В скором времени план Щукина осуществляется, но Алла — то ли по глупости, то ли еще по какой причине — с потрохами продает Щукина отцу. В результате Щукин оказывается на нарах следственного изолятора, а после короткого предварительного следствия — на скамье подсудимых, где и получает приговор: наказание в виде лишения свободы сроком на пять лет, с отбыванием заключения в колонии общего режима.
Вот с этого момента, а точнее — с самого первого часа, проведенного им в тюремной камере, Щукин напрочь лишается веры в любовь.
Но нет худа без добра. Погоревав немного, Щукин начинает активно осваиваться в новой для него среде, и очень скоро благодаря отличному знанию человеческой психологии, прекрасным физическим данным и способности никогда не теряться и не падать духом Николай обрастает знакомствами с авторитетами блатного мира — знакомствами, очень пригодившимися ему, когда через три года его выпускают по амнистии.
А с возвращением на волю для Щукина начинается совсем другая жизнь, в которой он — сам себе тактик и стратег, берется за любое дело, сулящее более или менее значительные барыши.
И жизнь эта, бурная и произвольно меняющая декорации, казалось бы, должна приучить Щукина к тому, что ничего стабильного, раз и навсегда утвержденного нет и быть не может. Но только одно Николай знает точно — «вообще не бывает любви».
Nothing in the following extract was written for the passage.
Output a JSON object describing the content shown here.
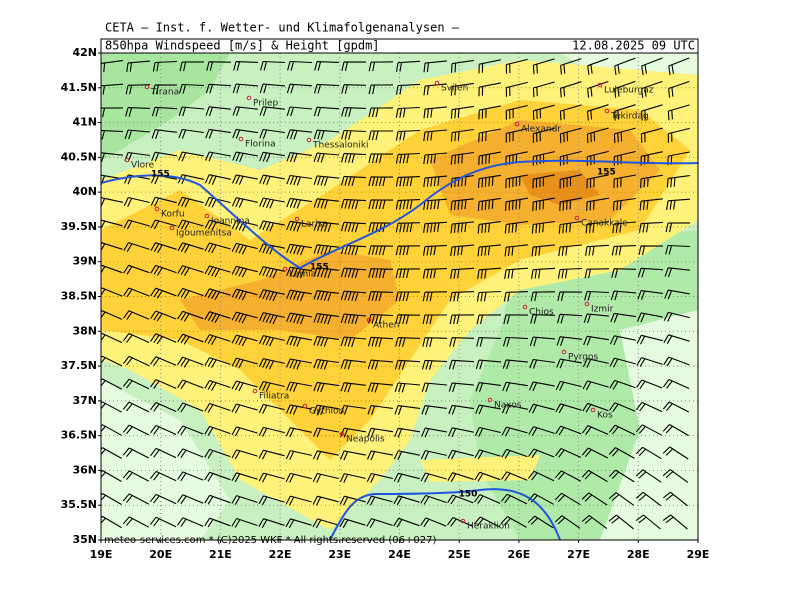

И понимает он, что и сам Седой, старый и битый волк, должен знать это, но сейчас разбираться в тонкостях психологии человека, которого не видел несколько лет, — на это у Николая нет времени.
Толик Ляжечка подъехал на назначенное Щукиным место встречи спустя час после звонка. Толик был на синей «шестерке» — той самой, на которой он вытащил Щукина из смертельно сжимавшегося вокруг того кольца ментовской опеки. Только номера, конечно, были перебиты.
Николай с Ляжечкой перетащили Лилю в «шестерку» и двинули в центр города, оставив джип Семена в ближайшей подворотне.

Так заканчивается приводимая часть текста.